Prepare for a ‘new age of global economic instability’, food and beverage industry warned

By Oliver Morrison

- Last updated on GMT

Image: Getty/PamelaJoeMcFarlane
Image: Getty/PamelaJoeMcFarlane

Related tags Economy Supply chain Finance Macroeconomics Consumer attitudes

A new whitepaper explores the instability in the current macro environment and the risks and opportunities this will bring for the beverage industry over the next few years.

The whitepaper from GlobalData Consumer Custom Solutions, which provides consultancy services to the retail, food, beverage and packaging industries, explores the volatility in the current macro-economic environment and the impact this will have on the beverage industry and their consumers over the next few years.

Stronger economic growth along with higher interest rates, stubborn inflation, physical disruption from climate change, supply chain stress and an unpredictable geopolitical situation are all factors creating an era of significant macro instability that GlobalData calls ‘The Great Volatility’.

According to the consultants, this phenomena is a new macroeconomic supercycle that is creating a more pressurized, erratic and uncertain business environment for beverage companies to operate in, which is also impacting consumers’ lives and behaviors.

“The world economy is in for a bumpy ride over the next few years,”​ said Dominic Allport, Consulting Director Non-Alcoholic Beverages, Consumer Custom Solutions at GlobalData. “Despite signs that the current wave of inflation is peaking across some markets, we can see that factors such as higher costs, higher prices, climate change, geopolitics, and high levels of debt will continue to cause economic uncertainty for the foreseeable future.
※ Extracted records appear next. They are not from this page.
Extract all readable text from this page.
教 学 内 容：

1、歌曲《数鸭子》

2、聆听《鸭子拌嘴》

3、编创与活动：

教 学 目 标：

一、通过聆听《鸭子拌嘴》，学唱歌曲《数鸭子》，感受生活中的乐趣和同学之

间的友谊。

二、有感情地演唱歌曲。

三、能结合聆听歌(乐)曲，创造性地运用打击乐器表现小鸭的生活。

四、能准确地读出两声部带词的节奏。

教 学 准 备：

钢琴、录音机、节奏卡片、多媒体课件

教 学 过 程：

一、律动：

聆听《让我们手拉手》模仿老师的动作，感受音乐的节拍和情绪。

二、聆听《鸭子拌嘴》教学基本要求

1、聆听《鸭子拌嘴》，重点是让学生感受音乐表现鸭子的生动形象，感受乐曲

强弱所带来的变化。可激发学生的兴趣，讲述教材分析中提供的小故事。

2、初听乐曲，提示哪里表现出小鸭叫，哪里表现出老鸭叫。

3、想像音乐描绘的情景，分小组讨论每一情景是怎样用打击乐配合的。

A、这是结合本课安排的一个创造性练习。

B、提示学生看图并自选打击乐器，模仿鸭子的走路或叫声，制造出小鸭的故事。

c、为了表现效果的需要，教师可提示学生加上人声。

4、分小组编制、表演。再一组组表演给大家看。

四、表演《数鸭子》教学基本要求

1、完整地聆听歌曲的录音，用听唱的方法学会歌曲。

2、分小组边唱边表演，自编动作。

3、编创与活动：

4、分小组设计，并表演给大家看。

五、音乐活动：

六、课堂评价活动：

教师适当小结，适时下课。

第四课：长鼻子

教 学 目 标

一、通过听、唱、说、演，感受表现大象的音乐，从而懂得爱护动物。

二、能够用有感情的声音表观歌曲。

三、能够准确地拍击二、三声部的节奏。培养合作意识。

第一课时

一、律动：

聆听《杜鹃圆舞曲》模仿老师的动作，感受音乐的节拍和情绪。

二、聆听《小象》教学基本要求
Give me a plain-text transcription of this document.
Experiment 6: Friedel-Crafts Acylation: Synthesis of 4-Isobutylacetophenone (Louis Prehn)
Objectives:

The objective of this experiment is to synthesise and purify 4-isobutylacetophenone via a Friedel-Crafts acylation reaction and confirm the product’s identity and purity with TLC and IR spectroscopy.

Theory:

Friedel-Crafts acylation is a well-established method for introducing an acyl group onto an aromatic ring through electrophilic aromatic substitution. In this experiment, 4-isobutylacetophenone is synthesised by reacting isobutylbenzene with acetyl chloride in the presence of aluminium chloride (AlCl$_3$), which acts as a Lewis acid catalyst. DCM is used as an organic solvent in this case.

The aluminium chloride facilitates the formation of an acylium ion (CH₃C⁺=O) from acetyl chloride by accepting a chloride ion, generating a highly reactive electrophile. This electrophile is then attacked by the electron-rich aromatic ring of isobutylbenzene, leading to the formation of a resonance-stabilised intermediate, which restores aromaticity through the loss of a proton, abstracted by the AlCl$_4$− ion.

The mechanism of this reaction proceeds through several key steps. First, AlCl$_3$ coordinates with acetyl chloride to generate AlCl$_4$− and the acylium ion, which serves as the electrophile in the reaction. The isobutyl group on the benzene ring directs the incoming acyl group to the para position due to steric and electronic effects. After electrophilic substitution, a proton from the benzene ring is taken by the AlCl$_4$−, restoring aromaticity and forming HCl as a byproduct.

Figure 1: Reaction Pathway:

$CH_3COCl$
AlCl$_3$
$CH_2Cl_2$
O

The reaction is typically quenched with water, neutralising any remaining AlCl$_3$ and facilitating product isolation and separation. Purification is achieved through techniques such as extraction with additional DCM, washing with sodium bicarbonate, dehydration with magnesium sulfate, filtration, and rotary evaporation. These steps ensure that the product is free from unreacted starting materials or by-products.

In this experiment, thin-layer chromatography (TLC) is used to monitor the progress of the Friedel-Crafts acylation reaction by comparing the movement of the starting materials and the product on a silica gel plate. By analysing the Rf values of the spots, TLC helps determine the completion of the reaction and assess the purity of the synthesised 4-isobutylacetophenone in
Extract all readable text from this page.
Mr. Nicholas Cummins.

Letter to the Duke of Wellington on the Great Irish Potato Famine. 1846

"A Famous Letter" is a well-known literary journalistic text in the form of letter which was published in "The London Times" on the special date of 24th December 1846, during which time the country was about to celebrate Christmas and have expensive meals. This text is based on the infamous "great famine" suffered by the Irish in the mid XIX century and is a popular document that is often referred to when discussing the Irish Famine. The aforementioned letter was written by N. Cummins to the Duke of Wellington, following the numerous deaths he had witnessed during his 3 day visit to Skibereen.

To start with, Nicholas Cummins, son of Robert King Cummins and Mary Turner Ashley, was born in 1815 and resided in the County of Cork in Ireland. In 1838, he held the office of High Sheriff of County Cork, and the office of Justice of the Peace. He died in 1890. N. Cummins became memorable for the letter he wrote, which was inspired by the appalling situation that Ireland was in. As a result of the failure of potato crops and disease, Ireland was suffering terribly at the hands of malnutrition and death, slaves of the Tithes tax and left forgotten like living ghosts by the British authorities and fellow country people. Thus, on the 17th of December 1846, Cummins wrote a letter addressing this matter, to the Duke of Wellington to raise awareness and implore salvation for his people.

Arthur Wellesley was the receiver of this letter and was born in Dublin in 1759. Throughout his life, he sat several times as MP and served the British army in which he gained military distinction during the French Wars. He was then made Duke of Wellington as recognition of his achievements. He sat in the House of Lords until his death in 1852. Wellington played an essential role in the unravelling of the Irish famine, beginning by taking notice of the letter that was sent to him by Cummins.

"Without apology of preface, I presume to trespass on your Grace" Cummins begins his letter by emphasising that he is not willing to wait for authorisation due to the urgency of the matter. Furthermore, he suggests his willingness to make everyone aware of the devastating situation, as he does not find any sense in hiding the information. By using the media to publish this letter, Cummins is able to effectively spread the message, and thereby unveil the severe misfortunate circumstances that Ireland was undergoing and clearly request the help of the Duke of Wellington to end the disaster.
This new economic supercycle, called ‘The Great Volatility’, will impact the beverage industry in many ways as consumers adapt to this new reality and adopt a range of different behaviors to cope with this economic rollercoaster.”

Risks and opportunities

Risks, for example, include stress on consumer spending. But this may create a diverse range of products that cater to both premium and value-oriented customers in multiple categories.

Meanwhile, the scarcity and rising costs of raw materials are causing volatility, and consumers now demand complete transparency of the supply chain. But shortening supply chains via reshoring (or returning of the production and manufacturing of goods to the company's original country) offers ESG benefits.

The whitepaper also warns the world economy will not settle back into the pre-Covid decade’s pattern of low growth with low inflation and low interest rates, and that European companies may no longer be able to enjoy growth on the back of China’s economic success story.

“The Great Volatility macro supercycle, will be a higher-pressure hotter economy with stronger real growth but a regime of significantly greater macro volatility with higher inflation and interest rates,”​ added Christopher Granville, Managing Director, Global Political Research at TS Lombard, a GlobalData Company. “This will lead to more pronounced swings in input costs, labour supply and consumer confidence which will present food and beverage companies with rising risks and complex opportunities as they consider and navigate their way through the varied and complex landscape of the new supercycle.”